The prototype wasn't a deliverable. It was a decision-making instrument. Each iteration retired a debate.

System. Minimal, type-led, scalable
The visual language is deliberately restrained: a calm yellow for surfaces, violet for primary action, peach and mint as semantic accents, and a single type scale anchored on a humanist grotesque. The product has to disappear in the three seconds before a meeting starts.
I built the button matrix as the system's smallest unit. Eight variants across three levels of hierarchy and three states. Once that unit held up under every screen, scaling to forms, modals, sheets, and navigation was a question of applying, not inventing.
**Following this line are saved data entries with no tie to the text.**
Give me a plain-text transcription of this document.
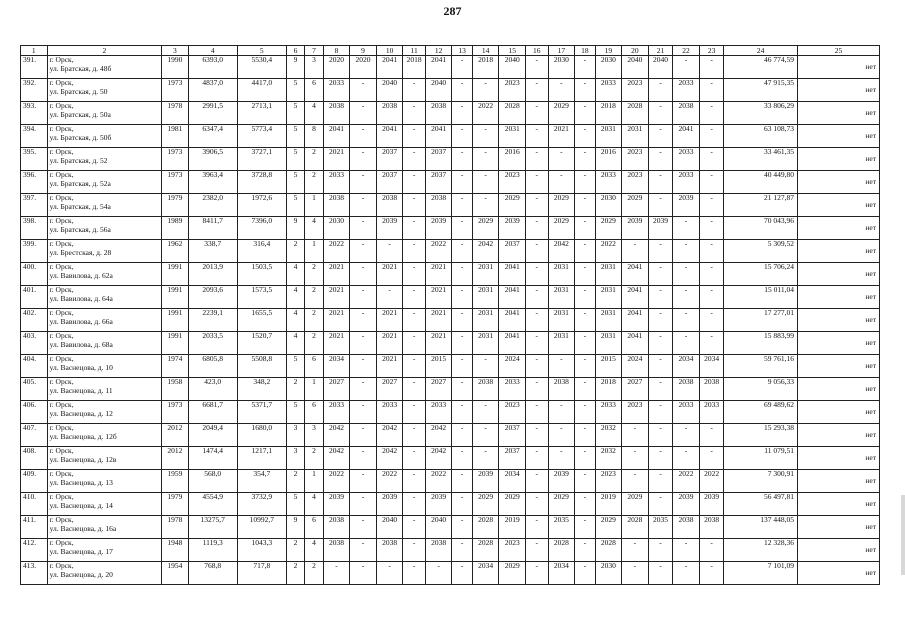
287
1	2	3	4	5	6	7	8	9	10	11	12	13	14	15	16	17	18	19	20	21	22	23	24	25
391.	г. Орск,
ул. Братская, д. 48б	1990	6393,0	5530,4	9	3	2020	2020	2041	2018	2041	-	2018	2040	-	2030	-	2030	2040	2040	-	-	46 774,59	нет
392.	г. Орск,
ул. Братская, д. 50	1973	4837,0	4417,0	5	6	2033	-	2040	-	2040	-	-	2023	-	-	-	2033	2023	-	2033	-	47 915,35	нет
393.	г. Орск,
ул. Братская, д. 50а	1978	2991,5	2713,1	5	4	2038	-	2038	-	2038	-	2022	2028	-	2029	-	2018	2028	-	2038	-	33 806,29	нет
394.	г. Орск,
ул. Братская, д. 50б	1981	6347,4	5773,4	5	8	2041	-	2041	-	2041	-	-	2031	-	2021	-	2031	2031	-	2041	-	63 108,73	нет
395.	г. Орск,
ул. Братская, д. 52	1973	3906,5	3727,1	5	2	2021	-	2037	-	2037	-	-	2016	-	-	-	2016	2023	-	2033	-	33 461,35	нет
396.	г. Орск,
ул. Братская, д. 52а	1973	3963,4	3728,8	5	2	2033	-	2037	-	2037	-	-	2023	-	-	-	2033	2023	-	2033	-	40 449,80	нет
397.	г. Орск,
ул. Братская, д. 54а	1979	2382,0	1972,6	5	1	2038	-	2038	-	2038	-	-	2029	-	2029	-	2030	2029	-	2039	-	21 127,87	нет
398.	г. Орск,
ул. Братская, д. 56а	1989	8411,7	7396,0	9	4	2030	-	2039	-	2039	-	2029	2039	-	2029	-	2029	2039	2039	-	-	70 043,96	нет
399.	г. Орск,
ул. Брестская, д. 28	1962	338,7	316,4	2	1	2022	-	-	-	2022	-	2042	2037	-	2042	-	2022	-	-	-	-	5 309,52	нет
400.	г. Орск,
ул. Вавилова, д. 62а	1991	2013,9	1503,5	4	2	2021	-	2021	-	2021	-	2031	2041	-	2031	-	2031	2041	-	-	-	15 706,24	нет
401.	г. Орск,
ул. Вавилова, д. 64а	1991	2093,6	1573,5	4	2	2021	-	-	-	2021	-	2031	2041	-	2031	-	2031	2041	-	-	-	15 011,04	нет
402.	г. Орск,
ул. Вавилова, д. 66а	1991	2239,1	1655,5	4	2	2021	-	2021	-	2021	-	2031	2041	-	2031	-	2031	2041	-	-	-	17 277,01	нет
403.	г. Орск,
ул. Вавилова, д. 68а	1991	2033,5	1520,7	4	2	2021	-	2021	-	2021	-	2031	2041	-	2031	-	2031	2041	-	-	-	15 883,99	нет
404.	г. Орск,
ул. Васнецова, д. 10	1974	6805,8	5508,8	5	6	2034	-	2021	-	2015	-	-	2024	-	-	-	2015	2024	-	2034	2034	59 761,16	нет
405.	г. Орск,
ул. Васнецова, д. 11	1958	423,0	348,2	2	1	2027	-	2027	-	2027	-	2038	2033	-	2038	-	2018	2027	-	2038	2038	9 056,33	нет
406.	г. Орск,
ул. Васнецова, д. 12	1973	6681,7	5371,7	5	6	2033	-	2033	-	2033	-	-	2023	-	-	-	2033	2023	-	2033	2033	69 489,62	нет
407.	г. Орск,
ул. Васнецова, д. 12б	2012	2049,4	1680,0	3	3	2042	-	2042	-	2042	-	-	2037	-	-	-	2032	-	-	-	-	15 293,38	нет
408.	г. Орск,
ул. Васнецова, д. 12в	2012	1474,4	1217,1	3	2	2042	-	2042	-	2042	-	-	2037	-	-	-	2032	-	-	-	-	11 079,51	нет
409.	г. Орск,
ул. Васнецова, д. 13	1959	568,0	354,7	2	1	2022	-	2022	-	2022	-	2039	2034	-	2039	-	2023	-	-	2022	2022	7 300,91	нет
410.	г. Орск,
ул. Васнецова, д. 14	1979	4554,9	3732,9	5	4	2039	-	2039	-	2039	-	2029	2029	-	2029	-	2019	2029	-	2039	2039	56 497,81	нет
411.	г. Орск,
ул. Васнецова, д. 16а	1978	13275,7	10992,7	9	6	2038	-	2040	-	2040	-	2028	2019	-	2035	-	2029	2028	2035	2038	2038	137 448,05	нет
412.	г. Орск,
ул. Васнецова, д. 17	1948	1119,3	1043,3	2	4	2038	-	2038	-	2038	-	2028	2023	-	2028	-	2028	-	-	-	-	12 328,36	нет
413.	г. Орск,
ул. Васнецова, д. 20	1954	768,8	717,8	2	2	-	-	-	-	-	-	2034	2029	-	2034	-	2030	-	-	-	-	7 101,09	нет
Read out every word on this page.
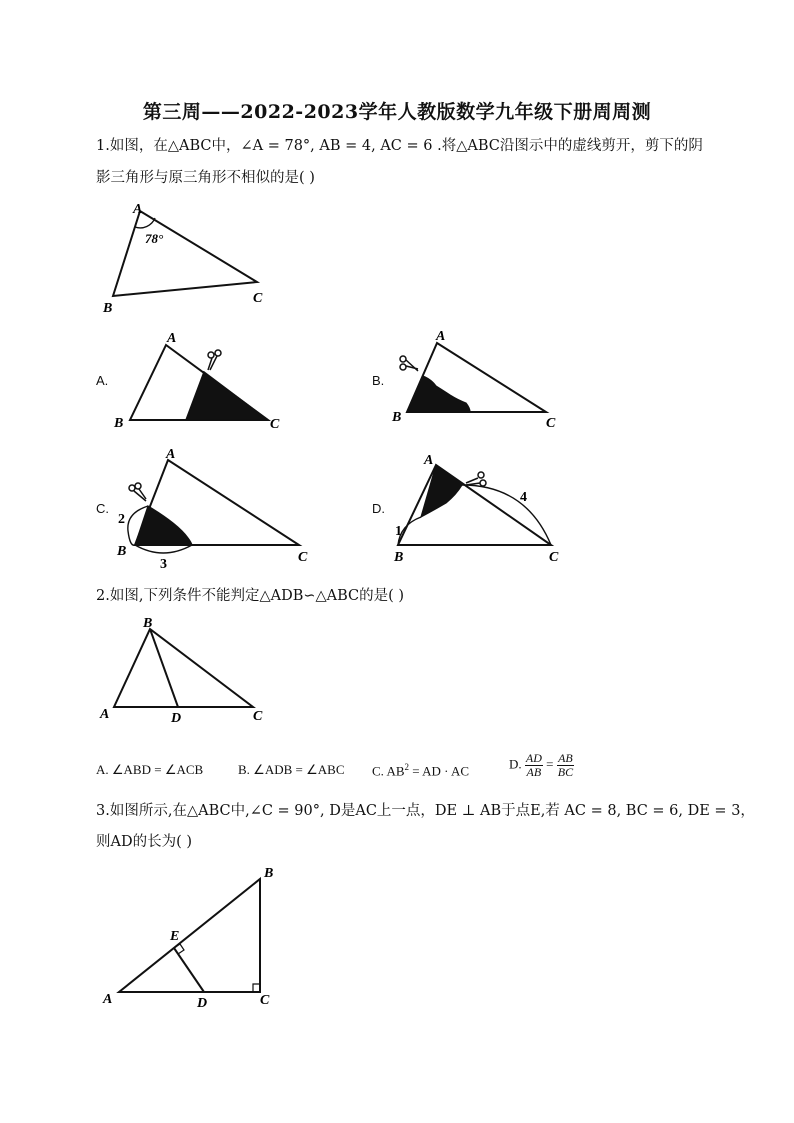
第三周——2022-2023学年人教版数学九年级下册周周测
1.如图，在△ABC中，∠A = 78°, AB = 4, AC = 6 .将△ABC沿图示中的虚线剪开，剪下的阴
影三角形与原三角形不相似的是( )
A
B
C
78°
A.
A
B	C
B.
A
B	C
C.
A
B	C
2
3
D.
A
B	C
1
4
2.如图,下列条件不能判定△ADB∽△ABC的是( )
B
A	D	C
A. ∠ABD = ∠ACB	B. ∠ADB = ∠ABC C. $AB^2$ = AD · AC	D. $\frac{AD}{AB} = \frac{AB}{BC}$
3.如图所示,在△ABC中,∠C = 90°, D是AC上一点，DE ⊥ AB于点E,若 AC = 8, BC = 6, DE = 3，
则AD的长为( )
B
E
A	D	C
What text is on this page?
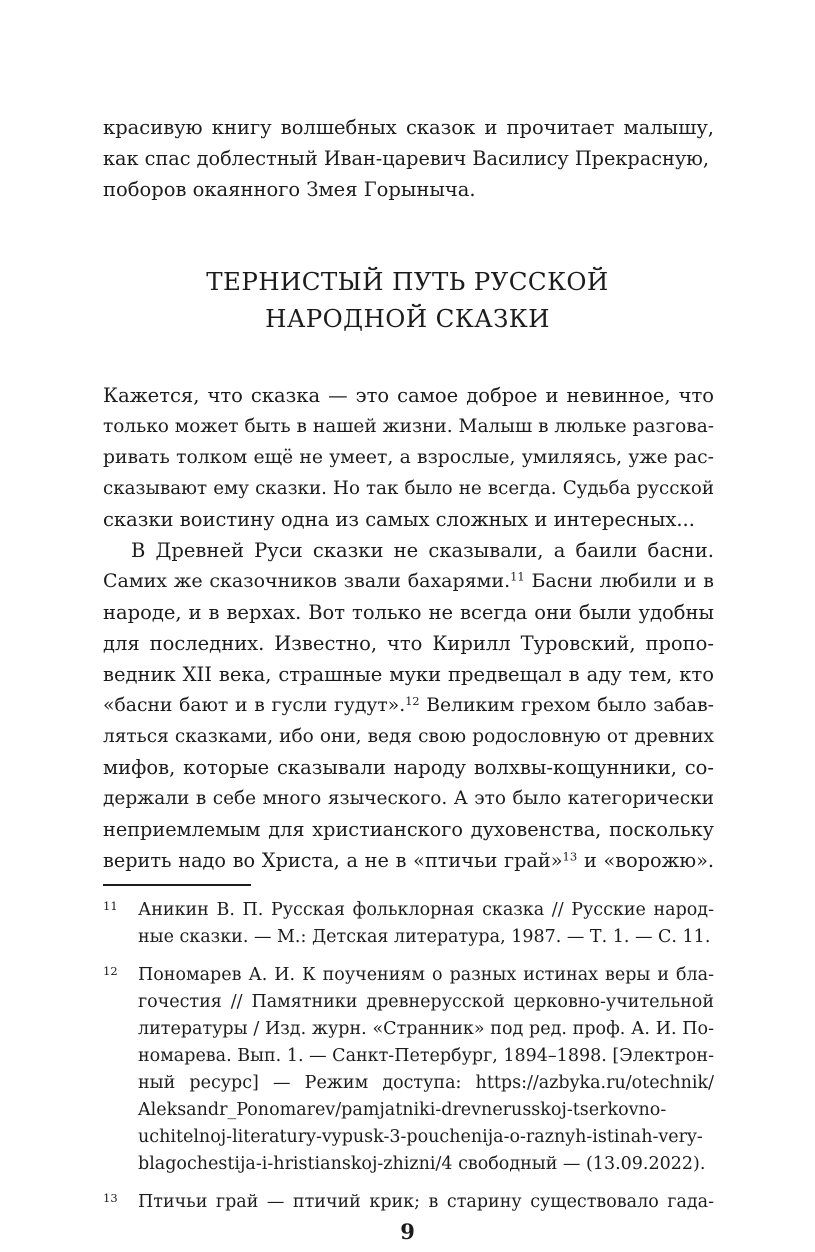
красивую книгу волшебных сказок и прочитает малышу,
как спас доблестный Иван-царевич Василису Прекрасную,
поборов окаянного Змея Горыныча.
ТЕРНИСТЫЙ ПУТЬ РУССКОЙ
НАРОДНОЙ СКАЗКИ
Кажется, что сказка — это самое доброе и невинное, что
только может быть в нашей жизни. Малыш в люльке разгова-
ривать толком ещё не умеет, а взрослые, умиляясь, уже рас-
сказывают ему сказки. Но так было не всегда. Судьба русской
сказки воистину одна из самых сложных и интересных...
В Древней Руси сказки не сказывали, а баили басни.
Самих же сказочников звали бахарями.$^{11}$ Басни любили и в
народе, и в верхах. Вот только не всегда они были удобны
для последних. Известно, что Кирилл Туровский, пропо-
ведник XII века, страшные муки предвещал в аду тем, кто
«басни бают и в гусли гудут».$^{12}$ Великим грехом было забав-
ляться сказками, ибо они, ведя свою родословную от древних
мифов, которые сказывали народу волхвы-кощунники, со-
держали в себе много языческого. А это было категорически
неприемлемым для христианского духовенства, поскольку
верить надо во Христа, а не в «птичьи грай»$^{13}$ и «ворожю».
11 Аникин В. П. Русская фольклорная сказка // Русские народ-
ные сказки. — М.: Детская литература, 1987. — Т. 1. — С. 11.
12 Пономарев А. И. К поучениям о разных истинах веры и бла-
гочестия // Памятники древнерусской церковно-учительной
литературы / Изд. журн. «Странник» под ред. проф. А. И. По-
номарева. Вып. 1. — Санкт-Петербург, 1894–1898. [Электрон-
ный ресурс] — Режим доступа: https://azbyka.ru/otechnik/
Aleksandr_Ponomarev/pamjatniki-drevnerusskoj-tserkovno-
uchitelnoj-literatury-vypusk-3-pouchenija-o-raznyh-istinah-very-
blagochestija-i-hristianskoj-zhizni/4 свободный — (13.09.2022).
13 Птичьи грай — птичий крик; в старину существовало гада-
9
Outcome. Six features, three platforms
RoomReady shipped as a three-platform product (web, iOS, and Android) with a shared design system and six core features that mapped one-to-one to validated user jobs. The booking flow lands inside the one-minute target across every device tested.
More importantly: the process was legible. Every design decision on the final surface traces back to a research artifact, a persona test, or a prototype round. That traceability is, to me, the difference between a pretty product and a defensible one.

Good process is the shortest path to a product that feels inevitable. I'd still choose to run the full Design Thinking loop. It's what made the six final features impossible to argue with.